Sampai saat ini pernyataan Mendikbud ini belum dicabut. Artinya, masih relevan untuk dijadikan dasar kebijakan dalam PPDB tahun 2018 ini.
Lalu pertanyaanya apa yang salah dengan ide perlunya jalur khusus sekolah favorit? Mari kita simak bersama:
Pertama, mengacu kepada Undang Undang Republik Indonesia Nomor 20 Tahun 2003 Tentang Sistem Pendidikan Nasional (Sisdiknas), tak satupun dijumpai istilah Sekolah Favorit ataupun Non Favorit. Dari sisi yuridis formal kita harus terlebih dahulu memahami makna dari UU tentang Sisdiknas ini agar terhindar dari mispersepsi dan misunderstanding tentang klasifikasi sekolah.
Apalagi, sampai melontarkan gagasan keberpihakan yang landasan hukumnya tidak jelas.

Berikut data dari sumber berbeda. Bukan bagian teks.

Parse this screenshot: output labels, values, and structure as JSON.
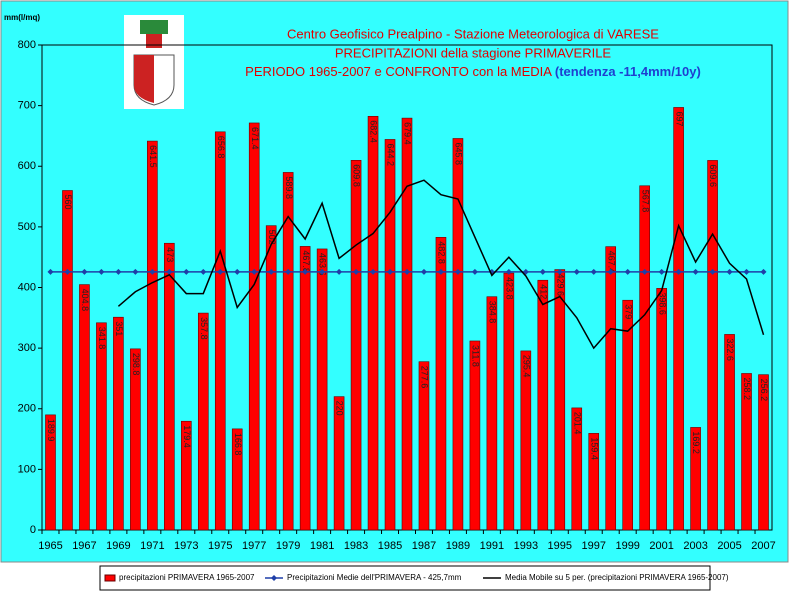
{
  "chart_data": {
    "type": "bar",
    "title_lines": [
      "Centro Geofisico Prealpino - Stazione Meteorologica di VARESE",
      "PRECIPITAZIONI della stagione PRIMAVERILE",
      "PERIODO 1965-2007 e CONFRONTO con la MEDIA"
    ],
    "title_note": "(tendenza -11,4mm/10y)",
    "y_label": "mm(l/mq)",
    "categories": [
      "1965",
      null,
      "1967",
      null,
      "1969",
      null,
      "1971",
      null,
      "1973",
      null,
      "1975",
      null,
      "1977",
      null,
      "1979",
      null,
      "1981",
      null,
      "1983",
      null,
      "1985",
      null,
      "1987",
      null,
      "1989",
      null,
      "1991",
      null,
      "1993",
      null,
      "1995",
      null,
      "1997",
      null,
      "1999",
      null,
      "2001",
      null,
      "2003",
      null,
      "2005",
      null,
      "2007"
    ],
    "series": [
      {
        "name": "precipitazioni PRIMAVERA 1965-2007",
        "type": "bar",
        "color": "#ff0000",
        "data_labels": true,
        "values": [
          189.9,
          560.0,
          404.8,
          341.8,
          351.0,
          298.8,
          641.5,
          473.0,
          179.4,
          357.8,
          656.8,
          166.8,
          671.4,
          502.0,
          589.8,
          467.8,
          463.6,
          220.0,
          609.8,
          682.4,
          644.2,
          679.4,
          277.6,
          482.8,
          645.8,
          311.8,
          384.8,
          423.8,
          295.4,
          412.0,
          429.6,
          201.4,
          159.4,
          467.4,
          379.0,
          567.8,
          398.6,
          697.0,
          169.2,
          609.6,
          322.6,
          258.2,
          256.2
        ]
      },
      {
        "name": "Precipitazioni Medie dell'PRIMAVERA - 425,7mm",
        "type": "line",
        "marker": "diamond",
        "color": "#1f3fa8",
        "values": [
          425.7,
          425.7,
          425.7,
          425.7,
          425.7,
          425.7,
          425.7,
          425.7,
          425.7,
          425.7,
          425.7,
          425.7,
          425.7,
          425.7,
          425.7,
          425.7,
          425.7,
          425.7,
          425.7,
          425.7,
          425.7,
          425.7,
          425.7,
          425.7,
          425.7,
          425.7,
          425.7,
          425.7,
          425.7,
          425.7,
          425.7,
          425.7,
          425.7,
          425.7,
          425.7,
          425.7,
          425.7,
          425.7,
          425.7,
          425.7,
          425.7,
          425.7,
          425.7
        ]
      },
      {
        "name": "Media Mobile su 5 per. (precipitazioni PRIMAVERA 1965-2007)",
        "type": "line",
        "color": "#000000",
        "values": [
          null,
          null,
          null,
          null,
          369,
          393,
          408,
          421,
          390,
          390,
          460,
          367,
          405,
          471,
          517,
          480,
          539,
          448,
          470,
          489,
          524,
          567,
          577,
          553,
          546,
          483,
          420,
          450,
          419,
          372,
          385,
          350,
          300,
          332,
          328,
          355,
          395,
          502,
          442,
          488,
          440,
          414,
          322
        ]
      }
    ],
    "ylim": [
      0,
      800
    ],
    "yticks": [
      0,
      100,
      200,
      300,
      400,
      500,
      600,
      700,
      800
    ]
  }
}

Mungkin baik secara itikad. Tapi tidak baik secara aturan. Pernyataan perlu adanya jalur khusus sekolah favorit yang inputnya adalah siswa dari kalangan berada, bukan saja nyeleneh. Tapi juga bias dari UU tentang Sisdiknas. Lebih dari itu akan menimbulkan masalah kompleks dan saling berkaitan di masyarakat.
Bahkan, sangat mungkin masyarakat akan digiring pada pemikiran bahwa proses pendidikan (sekolah favorit) itu adalah, proses yang dilandasi pada ketersediaan ’’materi”. Sehingga, dengan jalur khusus ini praksis pendidikan (bermutu) bisa dibeli. Ujung-ujungnya komersialisasi pendidikan semakin mendapat pembenarannya. Bila kondisi demikian yang dimaksud, maka sadar atau tidak sadar kita telah membuat pernyataan tentang upaya melestarikan kesenjangan dalam praksis pendidikan dewasa ini. Membuka jalur khusus sekolah favorit, adalah suatu bentuk kesenjangan yang dilestarikan.